Чары Тьмы - Ли Танит - Страница 20
- Предыдущая
- 20/28
- Следующая
«Раз я так заблуждался, ставя их превыше любви и сострадания, пусть они будут уничтожены в пример богам и людям, — сказал он. — Лучше бы я стал нищим, но сохранил сына, лучше бы меня трижды убили, но он остался бы в живых», — добавил он и закрыл глаза навсегда.

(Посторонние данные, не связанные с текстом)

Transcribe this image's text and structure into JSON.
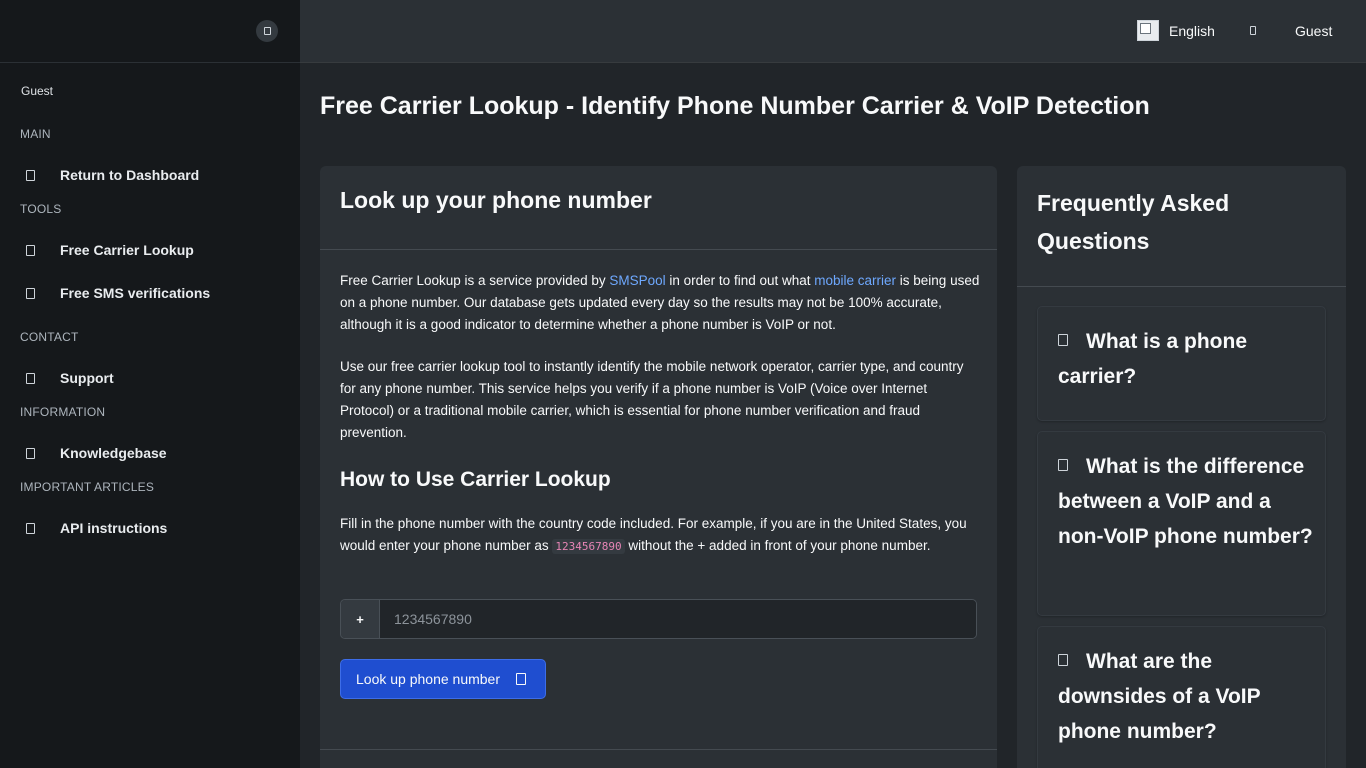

И все было сделано в соответствии с его завещанием — дом сожжен, земля предана запустению, а добро захоронено в усыпальнице, дверь которой надежно заперта». Закончив рассказ о богаче и его блудном сыне, купцы пожелали собеседнику спокойной ночи и удалились, поскольку уже было поздно.
Джайреш встал и вышел на темную улицу.
Луна клонилась к западу. Прощально сияли звезды, как небесные цветы.
Джайреш покинул город, пересек поля, поднялся на холм, вспоминая, что содержимое гробницы поразительно совпадало с описаниями рассказчиков. Он внезапно вспомнил о дверце, которая с готовностью распахнулась при первом же его прикосновении, и об иссиня-черной вороне, сказавшей: «Приветствую тебя, сын мой».
И при мысли об этом Джайреш поднял голову и увидел перед собой на холме на фоне светлеющего на востоке неба своего отца.
Плоть его была прозрачна как дым, и сквозь рукав виднелась утренняя звезда. Он поспешно прижал к груди полы плаща, словно стараясь скрыть на ней какую-то отметину, потом посмотрел на Джайреша и сказал:
— Это я в образе вороны направил тебя в свою усыпальницу, чтобы ты забрал принадлежащее тебе по праву. Шарак солгал — ты остался в живых. И мое состояние перешло к тебе. Надеюсь, что теперь ты его не растратишь без толку.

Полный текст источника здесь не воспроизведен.